Other self-propelled transportation devices have demonstrated similar injury profiles to SESs. Hoverboards exhibit a nearly identical fracture and soft tissue injury profile, with the exception of a higher pediatric prevalence rate of 47% to 61% [15-16]. Although HNIs are less frequent with Segway® (Bedford, New Hampshire) personal transporters (15.6%), which tend to occur in older individuals with a mean age of 48 years, soft tissue injuries, and orthopedic injuries remain the most common injury types [17]. While bicycle accidents favor slightly older males and produce more frequent and severe intracranial damage, skateboard and longboard injuries affect younger males (88%) with similar fracture and soft tissue damage rates, predominantly occurring in the extremities [18-19].

The financial burden of SES injuries has yet to be studied [5,9-11]. Despite lacking precise data, we can infer that SES injuries substantially add to healthcare expenditure. Most individuals presenting to the ED require some form of imaging, often in the form of CT scanning. In addition to the direct costs, diagnostic imaging tests increase radiation exposure.

A possible avenue that can be utilized to mitigate SES-related injuries is the requirement for helmet use and the imposition of legal consequence for a lack thereof. The implementation of mandatory bicycle helmet laws has been successful at reducing rates of head injury [20]. Infrastructure modifications, such as bicycle lanes, have also contributed to safety improvements [21-22]. Plans for helmet-sharing programs have been discussed but logistical and hygienic issues have prevented large-scale implementation [23]. Furthermore, extending legal consequences for reckless SES operation may also help with reducing incidence rates of SES-related injuries.

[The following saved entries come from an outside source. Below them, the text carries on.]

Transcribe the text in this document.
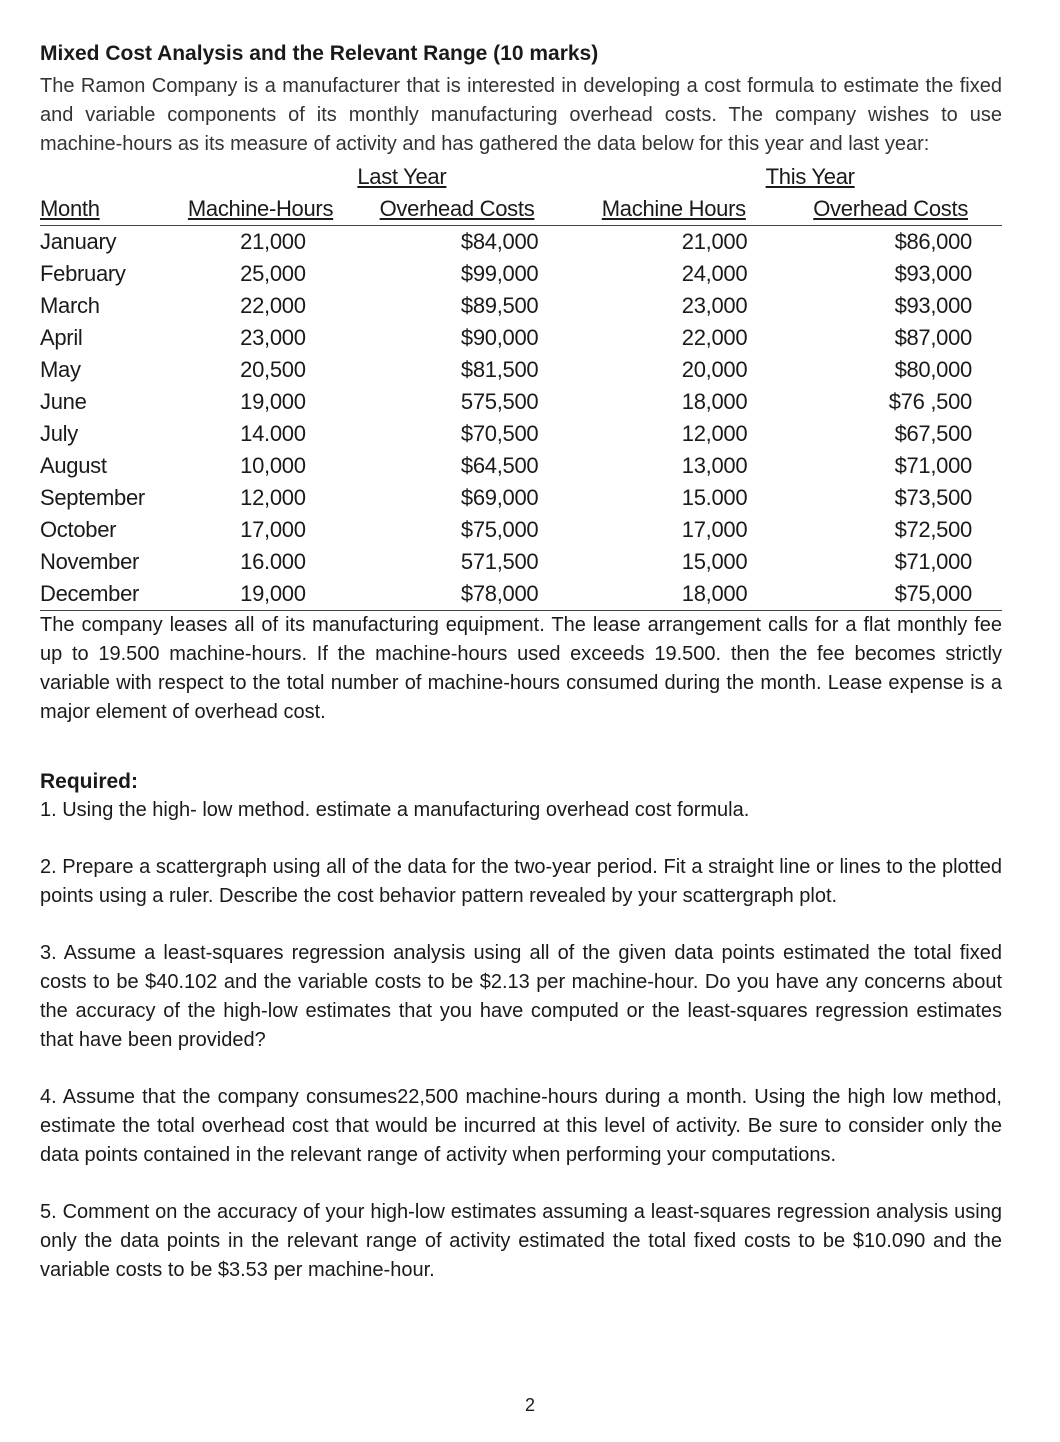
Mixed Cost Analysis and the Relevant Range (10 marks)

The Ramon Company is a manufacturer that is interested in developing a cost formula to estimate the fixed and variable components of its monthly manufacturing overhead costs. The company wishes to use machine-hours as its measure of activity and has gathered the data below for this year and last year:

	Last Year		This Year	
Month	Machine-Hours	Overhead Costs	Machine Hours	Overhead Costs
January	21,000	$84,000	21,000	$86,000
February	25,000	$99,000	24,000	$93,000
March	22,000	$89,500	23,000	$93,000
April	23,000	$90,000	22,000	$87,000
May	20,500	$81,500	20,000	$80,000
June	19,000	575,500	18,000	$76 ,500
July	14.000	$70,500	12,000	$67,500
August	10,000	$64,500	13,000	$71,000
September	12,000	$69,000	15.000	$73,500
October	17,000	$75,000	17,000	$72,500
November	16.000	571,500	15,000	$71,000
December	19,000	$78,000	18,000	$75,000

The company leases all of its manufacturing equipment. The lease arrangement calls for a flat monthly fee up to 19.500 machine-hours. If the machine-hours used exceeds 19.500. then the fee becomes strictly variable with respect to the total number of machine-hours consumed during the month. Lease expense is a major element of overhead cost.

Required:

1. Using the high- low method. estimate a manufacturing overhead cost formula.

2. Prepare a scattergraph using all of the data for the two-year period. Fit a straight line or lines to the plotted points using a ruler. Describe the cost behavior pattern revealed by your scattergraph plot.

3. Assume a least-squares regression analysis using all of the given data points estimated the total fixed costs to be $40.102 and the variable costs to be $2.13 per machine-hour. Do you have any concerns about the accuracy of the high-low estimates that you have computed or the least-squares regression estimates that have been provided?

4. Assume that the company consumes22,500 machine-hours during a month. Using the high low method, estimate the total overhead cost that would be incurred at this level of activity. Be sure to consider only the data points contained in the relevant range of activity when performing your computations.

5. Comment on the accuracy of your high-low estimates assuming a least-squares regression analysis using only the data points in the relevant range of activity estimated the total fixed costs to be $10.090 and the variable costs to be $3.53 per machine-hour.

2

Design alterations may contribute to improving the safety profile of SESs. Currently, SESs have a narrow, hard wheel designed primarily for use on smooth surfaces. However, in real-world conditions, users often encounter uneven surfaces. The replacement of narrow, hard wheels with wider, softer wheels would provide additional traction to neutralize the destabilizing effect of uneven surface topography. Wider platforms for the feet may provide greater stability and reduce slipping. Additionally, regular maintenance of brakes, lights, and tires are necessary to ensure optimal safety and performance.

To the best of our knowledge, this is the first study to analyze the use of SESs specifically in a Midwest urban setting. Moreover, it is the first to analyze the factors associated with HNI related to the use of SESs. However, there are several limitations to our study. It is retrospective in nature with limited accessibility to certain data endpoints. Our information was collected from EDs serving a single urban population and, therefore, subject to sampling bias. Visits to primary care offices, specialists, and urgent care for SES-related injuries were not obtained. The small sample size may not be truly representative of the Midwestern population, and the limited time frame of data collection may skew data as our region experiences substantial seasonal weather changes. Future prospective trials are required to reduce data gaps, particularly with the mechanism of trauma, helmet use, and the financial burden of these injuries.

Conclusions

The SES is a simple, widely available, and ecofriendly transportation modality that has rapidly gained widespread popularity. However, nonadherence to safety guidelines and reckless operation can result in significant injuries and medical costs. Further data acquisition and evidence are needed to implement safer SES policies.